The story may not be glitz and glamour, but it is all mine, as truthfully as I can tell it:
# 1 Early life- I was Born in East Chicago, Indiana to parents who had followed the endless waves of African Americans who left the Deep South in the 1940-1950s.
They were searching for better lives and opportunities in the North. They knew of the mills and factories that existed there, and they wanted a taste of what they felt would be a better life for themselves. My father worked at the steel mill (Inland Steel) https://youtu.be/5xFRjC_IZ-g and mom worked various jobs to keep me and my seven siblings with food and shelter. If there hadn’t been so many mouths to feed, their combined incomes would have provided a comfortable living for themselves, but 8 kids is a great deal of responsibility.
I often think back on how crazy life must have been for them, but they did a good job of keeping us all on the straight and narrow. Perhaps having 8 kids is what helped to lead my mom to find Jesus and to become such a devout Christian and missionary. God must have told her, “Erma, you’re going to need my help with those bad-arsed kids of yours!” 🙂 just kidding. I’m absolutely positive that being in the gospel church 4 to 5 times every week kept me and my 4 brothers out of prison. I know this to be true, because I watched, as literally all of my male cousins who stayed in East Chicago and Gary, Indiana found their way into the prison system repetitively.

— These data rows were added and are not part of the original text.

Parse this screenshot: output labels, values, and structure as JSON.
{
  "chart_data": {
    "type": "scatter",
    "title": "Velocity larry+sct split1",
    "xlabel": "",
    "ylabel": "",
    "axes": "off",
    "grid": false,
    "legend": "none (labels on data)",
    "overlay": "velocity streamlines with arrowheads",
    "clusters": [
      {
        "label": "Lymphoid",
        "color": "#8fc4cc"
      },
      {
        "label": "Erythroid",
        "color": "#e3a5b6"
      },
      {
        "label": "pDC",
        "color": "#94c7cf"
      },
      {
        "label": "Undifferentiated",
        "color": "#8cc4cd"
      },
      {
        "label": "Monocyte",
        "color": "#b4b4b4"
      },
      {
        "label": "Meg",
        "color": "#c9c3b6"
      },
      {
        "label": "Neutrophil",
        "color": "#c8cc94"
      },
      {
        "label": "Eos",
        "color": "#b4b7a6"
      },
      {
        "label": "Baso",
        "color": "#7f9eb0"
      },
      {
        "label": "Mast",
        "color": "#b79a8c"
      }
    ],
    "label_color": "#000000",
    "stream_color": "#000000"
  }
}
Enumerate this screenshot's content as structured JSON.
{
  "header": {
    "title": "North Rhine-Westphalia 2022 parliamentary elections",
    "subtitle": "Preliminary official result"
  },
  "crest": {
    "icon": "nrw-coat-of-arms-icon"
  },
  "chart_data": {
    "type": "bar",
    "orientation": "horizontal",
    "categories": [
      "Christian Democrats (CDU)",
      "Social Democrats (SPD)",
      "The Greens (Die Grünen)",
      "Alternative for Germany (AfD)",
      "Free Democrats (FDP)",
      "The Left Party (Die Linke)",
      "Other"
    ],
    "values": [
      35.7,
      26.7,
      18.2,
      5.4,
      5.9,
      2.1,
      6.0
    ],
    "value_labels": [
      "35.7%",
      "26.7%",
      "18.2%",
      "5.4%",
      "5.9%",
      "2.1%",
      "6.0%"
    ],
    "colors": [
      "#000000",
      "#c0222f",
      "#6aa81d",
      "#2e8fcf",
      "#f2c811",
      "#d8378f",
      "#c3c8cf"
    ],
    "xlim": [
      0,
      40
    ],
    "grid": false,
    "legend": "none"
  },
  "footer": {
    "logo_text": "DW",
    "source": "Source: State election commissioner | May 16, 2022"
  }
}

Being in church so often and especially at Faith Temple Church of God in Christ , I couldn’t help being consumed by the power of the tremendous talents of the wonderful Gospel choir. They sang with so much joy and conviction that it affected not only the congregation, but also the whole Block Avenue neighborhood. I remember many Sunday mornings when the choir would be singing so soulfully that the spirit was all over the place – people would walk in off the street, still in last night’s Juke-joint clothes and they’d give their lives to Jesus! That was some POWERFUL stuff!
One of the Church mothers, Mother Turner heard me sing and liked it. She said I needed to sing in the choir. I cheerfully agreed, and joined the Children’s choir at age 5. Someone in the Adult choir liked my voice and I was invited to sing with the young adult choir as well (that was really significant). I was the only kid in both the Children’s choir AND the Adult choir (I guess I had so much ‘devil’ in me that it took a double dose of Gospel for Jesus to get it out) LOL.
This photograph was my first solo EVER with the ‘Hallelujah Choir’ East Chicago, Indiana 1965. Mother Turner had the Deacon stand me on a table and promised me a Hot Dog if I sang the solo. Back then I REALLY LOVED HOT DOGS and I sung that song with as much passion and conviction as I could.